Gas discharge lamps (mercury vapor, sodium vapor, metal halide) are an important segment of the lighting industry. It is well known that the luminous efficiency of gas discharge bulbs increases substantially at high pressures (1-200 atmospheres). However, the containment of such high pressures in a transparent vessel has presented significant problems. Gas pressure is restricted in many instances because of the difficulty of finding materials that are sufficiently lightweight, while at the same time capable of withstanding high heat and pressures. Furthermore, such materials, to be practicable, must be capable of relatively inexpensive mass production. The usual construction of gas discharge lamps is to suspend a transparent pressure and heat resistant discharge tube by means of a metal framework within an outer glass bulb.
The present invention provides an entirely new paradigm for the construction of high pressure gas discharge lamps. Rather than an discharge tube mechanically suspended within an outer bulb, the present invention is directed towards methods of fabricating high pressure "microlamps" utilizing micromachining techniques which are similar to integrated circuit fabrication techniques such as the etching of and bonding of planar substrates. The present invention is directed to an improved gas discharge lamp that can withstand very high pressures and the method of making such a lamp by means of integrated circuit manufacturing techniques. The lamp is manufactured from two planar sheets of temperature and pressure resistant transparent material.

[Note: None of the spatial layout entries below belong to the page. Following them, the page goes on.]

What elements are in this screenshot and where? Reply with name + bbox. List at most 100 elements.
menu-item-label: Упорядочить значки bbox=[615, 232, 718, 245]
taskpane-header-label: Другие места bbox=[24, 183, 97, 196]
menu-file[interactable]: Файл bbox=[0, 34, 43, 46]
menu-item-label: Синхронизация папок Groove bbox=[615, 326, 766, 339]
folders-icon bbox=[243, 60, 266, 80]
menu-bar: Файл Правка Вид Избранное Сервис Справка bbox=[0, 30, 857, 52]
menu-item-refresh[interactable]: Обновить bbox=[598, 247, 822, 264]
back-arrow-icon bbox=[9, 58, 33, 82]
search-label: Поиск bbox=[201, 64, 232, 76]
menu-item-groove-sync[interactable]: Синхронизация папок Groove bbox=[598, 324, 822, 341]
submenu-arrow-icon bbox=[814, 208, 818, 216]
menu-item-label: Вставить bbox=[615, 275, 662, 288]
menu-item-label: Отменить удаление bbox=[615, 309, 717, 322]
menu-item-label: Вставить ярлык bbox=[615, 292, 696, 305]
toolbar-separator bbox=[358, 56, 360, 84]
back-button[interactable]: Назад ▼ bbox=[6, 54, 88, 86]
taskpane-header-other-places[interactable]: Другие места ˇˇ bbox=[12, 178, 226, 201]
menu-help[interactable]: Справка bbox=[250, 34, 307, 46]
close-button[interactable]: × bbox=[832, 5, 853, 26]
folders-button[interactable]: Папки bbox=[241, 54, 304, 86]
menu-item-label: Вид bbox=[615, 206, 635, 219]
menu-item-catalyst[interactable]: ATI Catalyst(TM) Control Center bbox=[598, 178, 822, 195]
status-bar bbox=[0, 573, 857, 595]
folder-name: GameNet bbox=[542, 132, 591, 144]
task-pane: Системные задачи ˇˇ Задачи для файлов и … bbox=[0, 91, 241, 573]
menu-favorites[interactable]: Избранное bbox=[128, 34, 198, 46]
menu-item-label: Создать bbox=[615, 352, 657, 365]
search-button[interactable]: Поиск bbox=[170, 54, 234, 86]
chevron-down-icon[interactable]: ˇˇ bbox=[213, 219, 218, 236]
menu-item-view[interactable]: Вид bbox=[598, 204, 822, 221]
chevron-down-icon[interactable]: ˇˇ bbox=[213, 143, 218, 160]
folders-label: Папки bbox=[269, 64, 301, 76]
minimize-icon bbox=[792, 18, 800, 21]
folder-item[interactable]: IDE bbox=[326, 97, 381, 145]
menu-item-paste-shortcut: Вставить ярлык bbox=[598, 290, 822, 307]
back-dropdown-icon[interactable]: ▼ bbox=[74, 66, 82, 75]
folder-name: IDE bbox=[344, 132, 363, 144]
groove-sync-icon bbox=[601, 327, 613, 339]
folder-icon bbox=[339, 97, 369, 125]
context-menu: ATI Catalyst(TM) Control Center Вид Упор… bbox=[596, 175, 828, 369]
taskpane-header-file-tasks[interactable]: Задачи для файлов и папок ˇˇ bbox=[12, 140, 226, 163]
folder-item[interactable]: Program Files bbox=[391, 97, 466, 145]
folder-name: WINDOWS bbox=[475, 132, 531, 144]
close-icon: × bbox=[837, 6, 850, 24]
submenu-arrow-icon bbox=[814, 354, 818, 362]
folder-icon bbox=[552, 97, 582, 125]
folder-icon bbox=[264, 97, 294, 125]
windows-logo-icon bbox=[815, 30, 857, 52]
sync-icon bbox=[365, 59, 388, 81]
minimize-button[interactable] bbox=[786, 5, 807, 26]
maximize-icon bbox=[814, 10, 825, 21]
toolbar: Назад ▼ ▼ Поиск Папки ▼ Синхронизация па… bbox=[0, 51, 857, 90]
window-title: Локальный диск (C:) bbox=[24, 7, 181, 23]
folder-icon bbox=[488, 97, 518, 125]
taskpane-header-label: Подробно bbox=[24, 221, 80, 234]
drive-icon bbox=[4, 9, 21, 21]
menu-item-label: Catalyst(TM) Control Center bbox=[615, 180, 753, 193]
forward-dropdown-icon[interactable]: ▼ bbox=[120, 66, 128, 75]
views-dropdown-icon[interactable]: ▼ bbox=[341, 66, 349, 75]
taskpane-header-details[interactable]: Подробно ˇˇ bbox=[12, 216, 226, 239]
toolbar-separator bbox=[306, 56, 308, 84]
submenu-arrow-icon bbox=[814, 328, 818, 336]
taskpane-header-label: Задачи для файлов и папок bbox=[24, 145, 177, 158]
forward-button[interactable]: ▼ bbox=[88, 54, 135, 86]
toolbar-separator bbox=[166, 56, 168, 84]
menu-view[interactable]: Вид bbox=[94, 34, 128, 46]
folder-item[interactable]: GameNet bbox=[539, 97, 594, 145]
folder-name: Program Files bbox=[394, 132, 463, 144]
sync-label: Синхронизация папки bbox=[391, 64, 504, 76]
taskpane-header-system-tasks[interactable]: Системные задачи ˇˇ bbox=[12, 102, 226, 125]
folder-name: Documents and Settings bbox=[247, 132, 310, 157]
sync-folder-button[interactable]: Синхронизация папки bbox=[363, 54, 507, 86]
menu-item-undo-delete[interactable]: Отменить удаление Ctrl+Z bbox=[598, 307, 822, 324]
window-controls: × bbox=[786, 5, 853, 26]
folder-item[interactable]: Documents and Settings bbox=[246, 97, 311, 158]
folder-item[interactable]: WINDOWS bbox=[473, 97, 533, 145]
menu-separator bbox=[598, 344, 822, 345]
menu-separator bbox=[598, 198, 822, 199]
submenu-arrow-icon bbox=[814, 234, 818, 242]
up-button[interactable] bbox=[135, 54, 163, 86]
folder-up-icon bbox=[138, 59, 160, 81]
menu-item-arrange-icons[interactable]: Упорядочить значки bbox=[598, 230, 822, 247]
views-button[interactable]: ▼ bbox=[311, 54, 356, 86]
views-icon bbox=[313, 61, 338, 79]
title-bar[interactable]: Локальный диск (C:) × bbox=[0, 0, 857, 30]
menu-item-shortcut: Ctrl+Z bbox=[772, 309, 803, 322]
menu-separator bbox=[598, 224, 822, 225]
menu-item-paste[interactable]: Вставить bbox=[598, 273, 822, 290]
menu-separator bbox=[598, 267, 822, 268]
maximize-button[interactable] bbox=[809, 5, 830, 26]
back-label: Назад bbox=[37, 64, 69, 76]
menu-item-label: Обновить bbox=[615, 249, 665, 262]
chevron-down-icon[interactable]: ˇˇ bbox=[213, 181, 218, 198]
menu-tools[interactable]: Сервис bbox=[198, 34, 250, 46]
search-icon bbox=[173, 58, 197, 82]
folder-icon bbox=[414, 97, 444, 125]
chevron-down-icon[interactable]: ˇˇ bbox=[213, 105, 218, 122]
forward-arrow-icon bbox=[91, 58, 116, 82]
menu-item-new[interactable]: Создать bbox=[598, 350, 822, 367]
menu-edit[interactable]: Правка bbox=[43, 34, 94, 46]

A cavity is etched in one or both of the sheets and electrodes are therefore deposited in the cavity. The cavity is charged with a filler appropriate to the type of lamp being manufactured such as mercury, sodium or metal halides. The two sheets are then bonded together so as to seal the cavity within the sheets. Contact may then be made with the electrodes to activate the lamp. Electrodeless lamps activated by radio frequency energy may also be manufactured by this technique. Miniature gas discharge lasers may also be produced by this technique.